Sorry if it’s a too silly question, I’m a newbie in pymc3 and bayesian statistics. Just wondering if the results of sample can be combined to get a richer estimate of distribution. I’m asking because my experiment is very slow (high dimensional bayesian logistic regression based on categorical variables with many levels) so I was wondering if I can run it on several CPU’s in parallel and get the results of each sample combined after.
Thanks
Patrick
Maybe this can help?
As long as each CPU is running the same model with the same data (& same RNG, I suppose), it is equivalent to running multiple chains on the same CPU. So if you can spin up a bunch of boxes, you can sample many chains simultaneously, each one of which (ideally) represents samples from the same posterior.
You’ll have to manually stich these together into a MultiTrace
if you want to check convergence statistics through pymc3; though this isn’t too difficult.
Thank you for your help to both of you @Hamster_on_wheels and @chartl, it’s very appreciated. I’m little bit confused though as it seems to say that I can partition my data by hand (chain 1 on CPU1, chain 2 on CPU 2, etc) and recombine them after but after reading the abstract of Expectation propagation paper, they seem to say it’s not that simple:
(…) the idea of distributed modeling and inference has both conceptual and computational appeal, but from the Bayesian perspective there is no general way of handling the prior distribution: if the prior is included in each separate inference, it will be multiply-counted when the inferences are combined; but if the prior is itself divided into pieces, it may not provide enough regularization for each separate computation, thus eliminating one of the key advantages of Bayesian methods.

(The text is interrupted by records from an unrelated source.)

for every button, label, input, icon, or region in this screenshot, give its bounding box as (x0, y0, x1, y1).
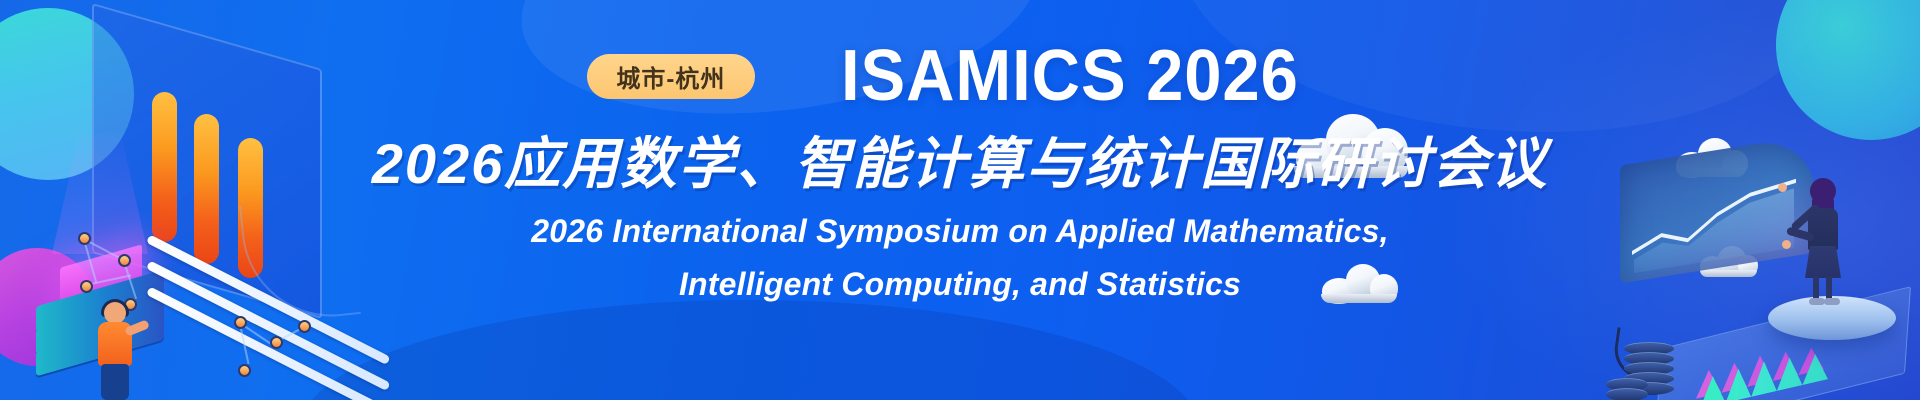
network-graph-group-2 (226, 312, 336, 400)
conference-banner: 城市-杭州 ISAMICS 2026 2026应用数学、智能计算与统计国际研讨会… (0, 0, 1920, 400)
presenter-shoe-left (1809, 298, 1825, 305)
person-left-legs (101, 364, 129, 400)
background-wave-bottom (300, 300, 1200, 400)
presenter-skirt (1805, 246, 1841, 278)
curved-display-screen (1620, 135, 1815, 284)
illustration-left-data-dashboard (30, 20, 360, 400)
cloud-icon-large (1290, 112, 1410, 178)
network-node-3 (80, 280, 93, 293)
presenter-head (1812, 184, 1832, 204)
coin-7 (1606, 388, 1648, 400)
network-node-5 (234, 316, 247, 329)
presenter-torso (1808, 208, 1838, 250)
network-node-2 (118, 254, 131, 267)
city-badge[interactable]: 城市-杭州 (587, 54, 755, 99)
illustration-right-presenter (1600, 120, 1920, 400)
stacked-coins-group (1606, 338, 1678, 400)
decor-curve-line (239, 195, 361, 326)
network-node-8 (298, 320, 311, 333)
cloud-icon-small (1320, 262, 1398, 302)
person-left-head (104, 302, 126, 324)
person-figure-presenter (1796, 178, 1858, 306)
network-node-7 (238, 364, 251, 377)
network-node-1 (78, 232, 91, 245)
bar-chart-bar-1 (152, 92, 177, 242)
bar-chart-bar-2 (194, 114, 219, 264)
network-node-6 (270, 336, 283, 349)
presenter-hand-raised (1778, 183, 1787, 192)
screen-area-fill (1634, 186, 1794, 273)
presenter-hand-lowered (1782, 240, 1791, 249)
presenter-shoe-right (1824, 298, 1840, 305)
person-figure-left (90, 302, 142, 400)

In my comment, “chain” refers to a single sequence of n
NUTS draws from the posterior, starting at some initial (random) point. Re-setting to a different starting point and generating a new sequence therefore generates a new chain.
By default, these are done in parallel in PyMC3, with one core of a CPU devoted to sampling from a single chain.
This can be expanded to multiple CPUs by providing each CPU with a copy of the entire dataset.
Splitting the dataset up across multiple CPUs (“batching”) is another matter entirely, and is an active area of research generally. See here for some ideas:
Thanks again for your help @chartl, I understand now the subtlety. Could you tell me a last thing: the way I understand it, there is not a great gain to use more than 4 chains. With this in mind, would it be better in a cluster of say, 100 cores, to parallelize calls to sample?
So instead of doing sample(10000) on CPU1 (chain1),…, sample(10000) on CPU4 (chain4), would it be possible to do instead sample(100,chains=4) on CPU1,… etc. up to sample(100, chains=4) on CPU100 in order to exploit all the CPU’s in my cluster? Maybe it would imply to make sure all sample calls begin with the same starting point?
by the way, what does RNG mean (in your first answer)?
Cheers,
Patrick
@chartl, Sorry I think I have confounded samples and chains, samples are not independent, chains yes, so I should parallelize over chain, not over sample, right?
So the gain of doing this on a big cluster is not so large (if my assertion about the number of chains in my last message is true). Am I correct?
It’s better to parallelize over chain, up to a point.
Each chain begins with a sequence of tuning samples (by default 500 draws) which allows for the system to converge to the posterior, and the step size to adjust to the desired acceptance rate (this is the tune=
parameter for pm.sample
). So if you go whole-hog and draw 1 sample per CPU, many cycles are wasted during the tuning phase. A good balance might be to do sample(3*K, tune=K)
and distribute it over (10000/3*K) cores (for K=500, this is like 7 cores).
RNG is Random Number Generator
Sorry @chartl, I’m not sure I understand (probably because I am still ignorant of the principles behind MCMC). Are you saying that each core would do (for example):
sample(1500,tune=500,chains=4)
and that after I can combine the results in one Multitrace? If yes, it ends up parallelizing over sample, doesn’t it?
If you ran that on (say) 3 cores, you would have 12 independent chains of 1500 samples.
Again I’m not sure I understand, sorry @chartl. I understood in your past answer that you suggest to do
sample(1500,tune=500,chains=4)
on each of 7 cores. Am I correct? If no, could you please tell me the exact call you would do on each core?
My laptop has 1 cpu with 4 cores; my desktop has 1 cpu with 4 cores. They both have the data; and they both would run
sample(1500, tune=500, chains=4, cores=4)
Each computer would run 1 chain per core (simultaneously). With 4 cores per computer this would lead to 8 total chains. They would pickle the results and save them to a central location.
Subsequently, I could load both MultiTrace objects (1 from laptop, 1 from desktop) and combine them into a single 8-chain MultiTrace.
Ok, great, thank you for your patience @chartl!